Considerações Finais

Apresentei ao longo deste texto algumas possibilidades de diálogos entre os campos

do Currículo, da Didática, da Avaliação e do Ensino de História na configuração do objeto de

pesquisa que estou construindo para a pesquisa de doutorado. A maior dificuldade na

elaboração desse texto foi estruturá-lo tentando apresentar os diálogos com os campos de

forma estanque. Tal dificuldade expressa as enormes vias de contatos entre eles, pois uma

avaliação não prescinde de um sentido que a oriente, está relacionada aos objetivos

educacionais mais amplos e aos objetivos específicos das disciplinas, valida e legitima

conhecimentos e conteúdos, dentre outros aspectos.

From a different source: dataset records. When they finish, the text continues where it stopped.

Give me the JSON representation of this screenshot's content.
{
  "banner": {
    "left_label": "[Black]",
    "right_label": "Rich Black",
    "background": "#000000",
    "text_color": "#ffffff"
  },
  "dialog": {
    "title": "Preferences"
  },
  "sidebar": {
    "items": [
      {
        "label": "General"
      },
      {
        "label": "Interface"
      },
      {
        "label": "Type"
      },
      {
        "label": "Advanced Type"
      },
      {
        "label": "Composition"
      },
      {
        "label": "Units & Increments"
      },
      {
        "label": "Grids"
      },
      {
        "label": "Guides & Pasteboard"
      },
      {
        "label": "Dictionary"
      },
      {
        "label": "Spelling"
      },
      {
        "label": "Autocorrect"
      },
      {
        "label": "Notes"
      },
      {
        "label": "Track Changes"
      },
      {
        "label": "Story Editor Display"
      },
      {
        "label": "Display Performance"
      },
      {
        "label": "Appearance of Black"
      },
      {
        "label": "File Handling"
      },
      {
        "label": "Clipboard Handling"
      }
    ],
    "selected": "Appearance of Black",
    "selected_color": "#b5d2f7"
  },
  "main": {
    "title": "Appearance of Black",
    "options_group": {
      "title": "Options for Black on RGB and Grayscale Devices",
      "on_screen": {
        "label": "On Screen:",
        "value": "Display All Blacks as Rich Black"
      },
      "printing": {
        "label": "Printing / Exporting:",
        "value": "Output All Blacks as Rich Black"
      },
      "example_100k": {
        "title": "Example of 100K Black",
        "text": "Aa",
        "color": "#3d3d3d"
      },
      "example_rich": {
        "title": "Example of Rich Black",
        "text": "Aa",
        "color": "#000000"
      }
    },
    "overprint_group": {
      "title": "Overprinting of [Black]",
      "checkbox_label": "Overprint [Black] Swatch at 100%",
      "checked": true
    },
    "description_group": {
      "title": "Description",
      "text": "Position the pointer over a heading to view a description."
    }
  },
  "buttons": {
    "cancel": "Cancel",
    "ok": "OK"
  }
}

Diante do que foi brevemente exposto levanto algumas questões, sem a pretensão de

esgotá-las e respondê-las nas balizas deste texto, que podem ser férteis, por meio das

problematizações que elas trazem, para ajudar a responder o problema de pesquisa anunciado

na introdução: que conhecimentos históricos têm sido legitimados por diferentes instrumentos

de avaliação para serem ensinados na Educação Básica? Que matrizes historiográficas e

pedagógicas têm sido privilegiadas nas narrativas históricas escolares fixadas nos

instrumentos de avaliação? O que há de específico na didática da História que mereça estar

em uma avaliação? Que diálogos interdisciplinares são legitimados em uma avaliação de

História? Que tradições disciplinares da História podem ser percebidas em diferentes

instrumentos de avaliação? Que elementos que compõem a cadeia de equivalências definidora

de conhecimento histórico escolar, exceto o conteúdo, fazem parte das avaliações dessa

disciplina? Que abordagens temporais têm sido hegemônicas nas avaliações de História? Que

sentidos os conteúdos assumem nas avaliações? O campo do Ensino de História no Brasil

sabe que domínios os estudantes precisam para aprenderem História?